Bénéficiant de journées complètes d’ateliers, les participant·es ont ainsi l’opportunité de découvrir différents métiers tels que commercial·e, vendeur·se en librairie ou encore les métiers du transport, ainsi que de réaliser des mises en situation pour se confronter à la réalité des missions liées à ces professions. Plusieur·es rencontres avec des intervenant·es de différents milieux professionnels sont également organisées afin que ceux/celles-ci puissent partager leur parcours avec les participant·es et répondre à leurs éventuelles questions.

L’enjeu pour ces jeunes en plein questionnement est de construire un projet d’avenir motivé par leurs envies, compétences et capacités afin d’intégrer à la rentrée prochaine une filière générale ou professionnelle en lycée, une formation, un apprentissage voire d’entrer directement sur le marché du travail.

Rencontrer des professionnel·les et découvrir des métiers

Lors de la journée du 25 mars dernier, Cécile Lafuge du CFA Cité de la Formation à Marmande est venue présenter aux jeunes le métier de vendeur·se.

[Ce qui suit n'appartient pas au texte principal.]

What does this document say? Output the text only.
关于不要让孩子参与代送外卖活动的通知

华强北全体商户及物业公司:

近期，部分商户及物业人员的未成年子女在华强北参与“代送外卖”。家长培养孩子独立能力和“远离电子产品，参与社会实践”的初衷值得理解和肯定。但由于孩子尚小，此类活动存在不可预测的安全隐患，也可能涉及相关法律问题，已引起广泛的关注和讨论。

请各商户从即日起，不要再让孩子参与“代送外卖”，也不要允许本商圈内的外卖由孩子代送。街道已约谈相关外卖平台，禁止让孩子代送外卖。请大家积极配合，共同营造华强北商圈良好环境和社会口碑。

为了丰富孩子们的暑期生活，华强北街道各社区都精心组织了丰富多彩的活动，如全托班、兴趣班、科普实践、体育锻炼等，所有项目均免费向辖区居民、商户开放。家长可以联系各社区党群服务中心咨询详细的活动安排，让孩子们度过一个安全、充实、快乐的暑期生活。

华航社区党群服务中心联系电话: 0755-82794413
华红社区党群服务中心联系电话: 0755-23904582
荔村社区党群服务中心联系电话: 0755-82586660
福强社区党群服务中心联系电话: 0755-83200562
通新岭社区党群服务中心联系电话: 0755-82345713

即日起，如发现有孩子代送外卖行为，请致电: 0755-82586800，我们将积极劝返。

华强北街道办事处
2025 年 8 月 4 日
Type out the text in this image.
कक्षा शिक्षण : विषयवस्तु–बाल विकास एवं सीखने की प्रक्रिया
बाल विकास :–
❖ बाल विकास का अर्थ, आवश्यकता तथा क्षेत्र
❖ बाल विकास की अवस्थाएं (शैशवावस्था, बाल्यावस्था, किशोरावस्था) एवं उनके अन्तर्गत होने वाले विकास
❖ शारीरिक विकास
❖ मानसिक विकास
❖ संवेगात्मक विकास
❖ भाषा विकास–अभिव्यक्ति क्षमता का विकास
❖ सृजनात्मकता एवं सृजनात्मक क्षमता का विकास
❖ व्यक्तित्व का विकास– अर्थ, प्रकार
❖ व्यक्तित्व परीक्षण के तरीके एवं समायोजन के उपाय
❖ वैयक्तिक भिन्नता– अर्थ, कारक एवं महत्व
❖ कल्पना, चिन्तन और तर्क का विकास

Lors des ateliers citiZchool-horiZon, les participant·es sont placé·es dans une posture active car chaque séance est construite autour des valeurs d’échange et de partage. Ainsi, après avoir découvert les principes fondamentaux d’une vente, les jeunes ont réalisé plusieurs mises en situation en se mettant dans la peau de vendeur·ses. L’objectif est ainsi de susciter leur intérêt par une participation active à l’animation, tout en leur permettant de prendre conscience de la réalité du métier exploré (compétences requises, qualités attendues, difficultés rencontrées etc.) et d’alimenter l’échange avec l’intervenant·e sur place.

Nous remercions l’équipe du PAPS de Marmande pour leur accueil, et nous permettre d’aider davantage de jeunes dans la construction de leur avenir.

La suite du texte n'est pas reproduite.